The personal representatives of an estate are those persons who, by law, undertake the duties and obligations of administering the estate of the deceased. They are recognized for all purposes as the deceased person’s living representative who will carry out his wishes according to his will, in the case of an executor, and an administrator where there is no valid will. Whatever the nomenclature used, the duties of the personal representative generally entail the collection, preservation, realization and distribution of the income and assets of the estate.

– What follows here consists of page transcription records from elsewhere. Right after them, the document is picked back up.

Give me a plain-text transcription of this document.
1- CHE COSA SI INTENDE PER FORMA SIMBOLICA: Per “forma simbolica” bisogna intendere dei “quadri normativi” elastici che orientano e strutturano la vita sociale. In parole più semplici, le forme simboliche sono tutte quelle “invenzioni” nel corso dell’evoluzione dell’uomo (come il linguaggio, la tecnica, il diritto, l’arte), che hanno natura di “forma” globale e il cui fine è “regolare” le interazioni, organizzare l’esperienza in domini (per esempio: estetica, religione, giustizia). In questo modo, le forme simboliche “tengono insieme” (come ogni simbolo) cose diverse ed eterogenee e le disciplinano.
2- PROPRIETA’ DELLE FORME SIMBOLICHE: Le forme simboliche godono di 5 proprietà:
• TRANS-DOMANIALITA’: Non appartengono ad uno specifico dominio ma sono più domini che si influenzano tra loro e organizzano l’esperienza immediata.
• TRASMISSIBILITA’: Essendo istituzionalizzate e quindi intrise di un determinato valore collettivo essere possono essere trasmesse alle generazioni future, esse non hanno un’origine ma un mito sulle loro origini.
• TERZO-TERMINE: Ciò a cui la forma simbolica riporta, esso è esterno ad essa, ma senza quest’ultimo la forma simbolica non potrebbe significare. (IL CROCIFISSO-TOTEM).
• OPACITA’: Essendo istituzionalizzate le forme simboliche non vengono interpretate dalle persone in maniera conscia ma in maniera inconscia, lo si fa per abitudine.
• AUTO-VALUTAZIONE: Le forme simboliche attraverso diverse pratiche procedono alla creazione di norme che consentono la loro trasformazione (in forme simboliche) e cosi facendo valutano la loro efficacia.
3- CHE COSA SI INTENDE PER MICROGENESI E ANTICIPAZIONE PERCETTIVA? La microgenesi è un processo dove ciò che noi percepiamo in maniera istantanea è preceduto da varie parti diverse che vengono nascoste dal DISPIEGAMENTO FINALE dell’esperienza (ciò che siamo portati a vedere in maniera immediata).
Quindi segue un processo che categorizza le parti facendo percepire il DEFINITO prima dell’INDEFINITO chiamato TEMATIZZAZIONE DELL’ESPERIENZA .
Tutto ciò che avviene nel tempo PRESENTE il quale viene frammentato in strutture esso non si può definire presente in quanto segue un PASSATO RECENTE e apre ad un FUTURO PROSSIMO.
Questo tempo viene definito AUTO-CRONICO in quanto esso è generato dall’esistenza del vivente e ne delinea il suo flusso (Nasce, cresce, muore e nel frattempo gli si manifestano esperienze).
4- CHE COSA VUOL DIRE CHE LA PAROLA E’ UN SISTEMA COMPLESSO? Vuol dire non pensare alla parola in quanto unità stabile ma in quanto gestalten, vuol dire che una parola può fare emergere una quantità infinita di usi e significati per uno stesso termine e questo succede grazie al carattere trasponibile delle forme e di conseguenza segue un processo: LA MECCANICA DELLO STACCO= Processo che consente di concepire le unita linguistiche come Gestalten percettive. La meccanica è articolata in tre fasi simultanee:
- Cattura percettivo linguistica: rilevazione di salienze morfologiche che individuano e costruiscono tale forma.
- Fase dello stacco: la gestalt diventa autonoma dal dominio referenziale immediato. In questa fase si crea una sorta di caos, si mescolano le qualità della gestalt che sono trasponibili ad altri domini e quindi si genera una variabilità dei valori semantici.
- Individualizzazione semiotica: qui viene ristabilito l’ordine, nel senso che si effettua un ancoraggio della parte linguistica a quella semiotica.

Collection and Preservation A personal representative has the first and foremost duty to collect and preserve the assets of the deceased. He should therefore take possession of or assume control over the assets as soon as he can properly do so. He must gather and keep safe the deceased’s documents and property, including the original will, bank books or statements, titles to land and motor vehicles and share certificates. He should also collect all means of access to the deceased’s assets, such as keys to real property, motor vehicles, safety deposit boxes, boats etc.
The personal representative has an ongoing duty to ensure the preservation of those assets until he can realize and distribute the assets or the proceeds of the assets to the creditors of the deceased firstly, then to beneficiaries of the estate. A personal representative cannot allow assets to fall into disrepair and should ensure that assets are secured from theft, as best as the estate can afford. The personal representative should take reasonable steps to avoid loss to the estate, but this duty does not extend to an obligation to ensure that the assets are meeting their maximum profitability or appreciation in asset value.

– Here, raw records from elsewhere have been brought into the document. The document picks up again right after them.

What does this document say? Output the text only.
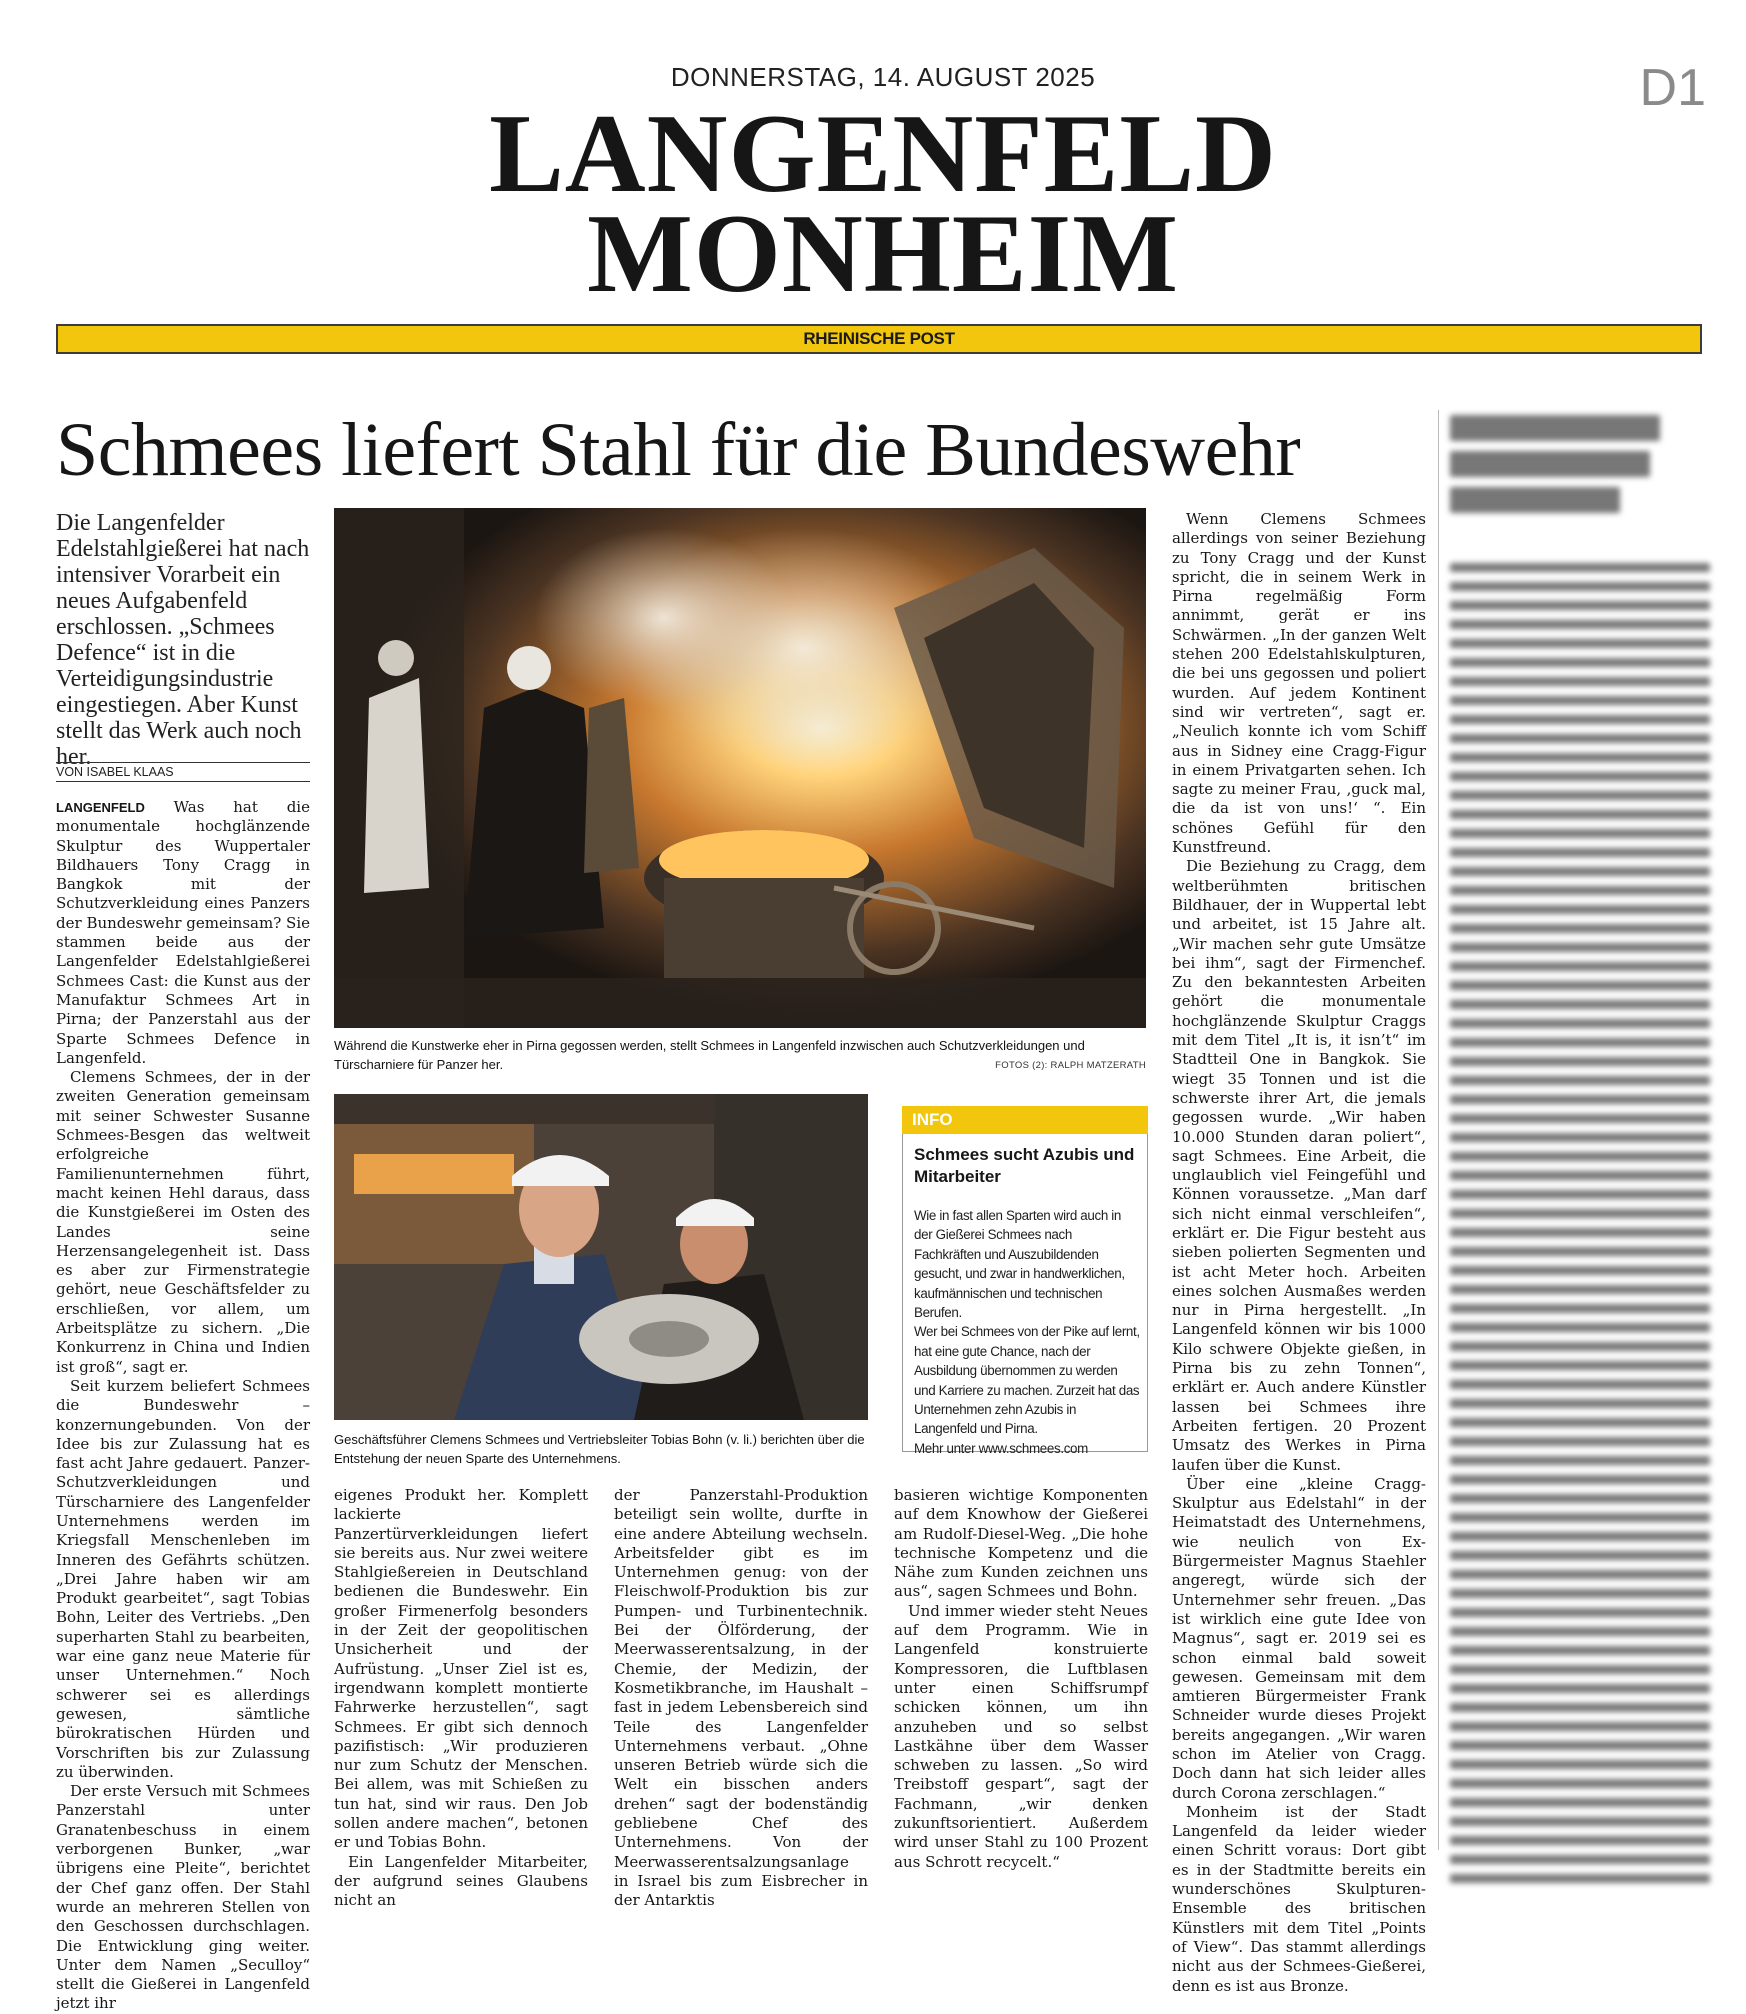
DONNERSTAG, 14. AUGUST 2025	D1
LANGENFELD
MONHEIM
RHEINISCHE POST
Schmees liefert Stahl für die Bundeswehr
Die Langenfelder Edelstahlgießerei hat nach intensiver Vorarbeit ein neues Aufgabenfeld erschlossen. „Schmees Defence“ ist in die Verteidigungsindustrie eingestiegen. Aber Kunst stellt das Werk auch noch her.
VON ISABEL KLAAS

LANGENFELD Was hat die monumentale hochglänzende Skulptur des Wuppertaler Bildhauers Tony Cragg in Bangkok mit der Schutzverkleidung eines Panzers der Bundeswehr gemeinsam? Sie stammen beide aus der Langenfelder Edelstahlgießerei Schmees Cast: die Kunst aus der Manufaktur Schmees Art in Pirna; der Panzerstahl aus der Sparte Schmees Defence in Langenfeld.

Clemens Schmees, der in der zweiten Generation gemeinsam mit seiner Schwester Susanne Schmees-Besgen das weltweit erfolgreiche Familienunternehmen führt, macht keinen Hehl daraus, dass die Kunstgießerei im Osten des Landes seine Herzensangelegenheit ist. Dass es aber zur Firmenstrategie gehört, neue Geschäftsfelder zu erschließen, vor allem, um Arbeitsplätze zu sichern. „Die Konkurrenz in China und Indien ist groß“, sagt er.

Seit kurzem beliefert Schmees die Bundeswehr – konzernungebunden. Von der Idee bis zur Zulassung hat es fast acht Jahre gedauert. Panzer-Schutzverkleidungen und Türscharniere des Langenfelder Unternehmens werden im Kriegsfall Menschenleben im Inneren des Gefährts schützen. „Drei Jahre haben wir am Produkt gearbeitet“, sagt Tobias Bohn, Leiter des Vertriebs. „Den superharten Stahl zu bearbeiten, war eine ganz neue Materie für unser Unternehmen.“ Noch schwerer sei es allerdings gewesen, sämtliche bürokratischen Hürden und Vorschriften bis zur Zulassung zu überwinden.

Der erste Versuch mit Schmees Panzerstahl unter Granatenbeschuss in einem verborgenen Bunker, „war übrigens eine Pleite“, berichtet der Chef ganz offen. Der Stahl wurde an mehreren Stellen von den Geschossen durchschlagen. Die Entwicklung ging weiter. Unter dem Namen „Seculloy“ stellt die Gießerei in Langenfeld jetzt ihr

Während die Kunstwerke eher in Pirna gegossen werden, stellt Schmees in Langenfeld inzwischen auch Schutzverkleidungen und Türscharniere für Panzer her.	FOTOS (2): RALPH MATZERATH
Geschäftsführer Clemens Schmees und Vertriebsleiter Tobias Bohn (v. li.) berichten über die Entstehung der neuen Sparte des Unternehmens.
INFO
Schmees sucht Azubis und Mitarbeiter

Wie in fast allen Sparten wird auch in der Gießerei Schmees nach Fachkräften und Auszubildenden gesucht, und zwar in handwerklichen, kaufmännischen und technischen Berufen.

Wer bei Schmees von der Pike auf lernt, hat eine gute Chance, nach der Ausbildung übernommen zu werden und Karriere zu machen. Zurzeit hat das Unternehmen zehn Azubis in Langenfeld und Pirna.

Mehr unter www.schmees.com

eigenes Produkt her. Komplett lackierte Panzertürverkleidungen liefert sie bereits aus. Nur zwei weitere Stahlgießereien in Deutschland bedienen die Bundeswehr. Ein großer Firmenerfolg besonders in der Zeit der geopolitischen Unsicherheit und der Aufrüstung. „Unser Ziel ist es, irgendwann komplett montierte Fahrwerke herzustellen“, sagt Schmees. Er gibt sich dennoch pazifistisch: „Wir produzieren nur zum Schutz der Menschen. Bei allem, was mit Schießen zu tun hat, sind wir raus. Den Job sollen andere machen“, betonen er und Tobias Bohn.

Ein Langenfelder Mitarbeiter, der aufgrund seines Glaubens nicht an

der Panzerstahl-Produktion beteiligt sein wollte, durfte in eine andere Abteilung wechseln. Arbeitsfelder gibt es im Unternehmen genug: von der Fleischwolf-Produktion bis zur Pumpen- und Turbinentechnik. Bei der Ölförderung, der Meerwasserentsalzung, in der Chemie, der Medizin, der Kosmetikbranche, im Haushalt – fast in jedem Lebensbereich sind Teile des Langenfelder Unternehmens verbaut. „Ohne unseren Betrieb würde sich die Welt ein bisschen anders drehen“ sagt der bodenständig gebliebene Chef des Unternehmens. Von der Meerwasserentsalzungsanlage in Israel bis zum Eisbrecher in der Antarktis

basieren wichtige Komponenten auf dem Knowhow der Gießerei am Rudolf-Diesel-Weg. „Die hohe technische Kompetenz und die Nähe zum Kunden zeichnen uns aus“, sagen Schmees und Bohn.

Und immer wieder steht Neues auf dem Programm. Wie in Langenfeld konstruierte Kompressoren, die Luftblasen unter einen Schiffsrumpf schicken können, um ihn anzuheben und so selbst Lastkähne über dem Wasser schweben zu lassen. „So wird Treibstoff gespart“, sagt der Fachmann, „wir denken zukunftsorientiert. Außerdem wird unser Stahl zu 100 Prozent aus Schrott recycelt.“

Wenn Clemens Schmees allerdings von seiner Beziehung zu Tony Cragg und der Kunst spricht, die in seinem Werk in Pirna regelmäßig Form annimmt, gerät er ins Schwärmen. „In der ganzen Welt stehen 200 Edelstahlskulpturen, die bei uns gegossen und poliert wurden. Auf jedem Kontinent sind wir vertreten“, sagt er. „Neulich konnte ich vom Schiff aus in Sidney eine Cragg-Figur in einem Privatgarten sehen. Ich sagte zu meiner Frau, ‚guck mal, die da ist von uns!‘ “. Ein schönes Gefühl für den Kunstfreund.

Die Beziehung zu Cragg, dem weltberühmten britischen Bildhauer, der in Wuppertal lebt und arbeitet, ist 15 Jahre alt. „Wir machen sehr gute Umsätze bei ihm“, sagt der Firmenchef. Zu den bekanntesten Arbeiten gehört die monumentale hochglänzende Skulptur Craggs mit dem Titel „It is, it isn’t“ im Stadtteil One in Bangkok. Sie wiegt 35 Tonnen und ist die schwerste ihrer Art, die jemals gegossen wurde. „Wir haben 10.000 Stunden daran poliert“, sagt Schmees. Eine Arbeit, die unglaublich viel Feingefühl und Können voraussetze. „Man darf sich nicht einmal verschleifen“, erklärt er. Die Figur besteht aus sieben polierten Segmenten und ist acht Meter hoch. Arbeiten eines solchen Ausmaßes werden nur in Pirna hergestellt. „In Langenfeld können wir bis 1000 Kilo schwere Objekte gießen, in Pirna bis zu zehn Tonnen“, erklärt er. Auch andere Künstler lassen bei Schmees ihre Arbeiten fertigen. 20 Prozent Umsatz des Werkes in Pirna laufen über die Kunst.

Über eine „kleine Cragg-Skulptur aus Edelstahl“ in der Heimatstadt des Unternehmens, wie neulich von Ex-Bürgermeister Magnus Staehler angeregt, würde sich der Unternehmer sehr freuen. „Das ist wirklich eine gute Idee von Magnus“, sagt er. 2019 sei es schon einmal bald soweit gewesen. Gemeinsam mit dem amtieren Bürgermeister Frank Schneider wurde dieses Projekt bereits angegangen. „Wir waren schon im Atelier von Cragg. Doch dann hat sich leider alles durch Corona zerschlagen.“

Monheim ist der Stadt Langenfeld da leider wieder einen Schritt voraus: Dort gibt es in der Stadtmitte bereits ein wunderschönes Skulpturen-Ensemble des britischen Künstlers mit dem Titel „Points of View“. Das stammt allerdings nicht aus der Schmees-Gießerei, denn es ist aus Bronze.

Realization of Assets and Payment of Debts A personal representative should take care in realizing assets and where appropriate obtain legal or professional advice in doing so. Valuation reports should be obtained to guide the appropriate sale price for assets as well as newspaper advertisements where appropriate to obtain optimal market exposure.
Distribution Once the personal representative is in a position to transfer assets of the estate, normally after they have obtained the requisite grant of representation from the courts, they are obliged to advertise for creditors of the estate at least once in a local newspaper and await a period of no less than 6 weeks. The assets must be distributed according to the terms of the will or applicable intestacy laws. Distribution is however subject to the solvency of the estate (where assets of the estate exceed its liabilities) or insolvency (where liabilities of the estate exceed the assets). All just debts of the estate, such as funeral expenses, undischarged mortgages, unsatisfied loans, government fees and taxes must be paid before any distribution can be made to the beneficiaries. Specific assets also maybe charged with the payment of specific debts. It is good practice for personal representatives to advise beneficiaries in cases where the asset they expect to get, will have to be disposed of, in order to satisfy the debts of the estate.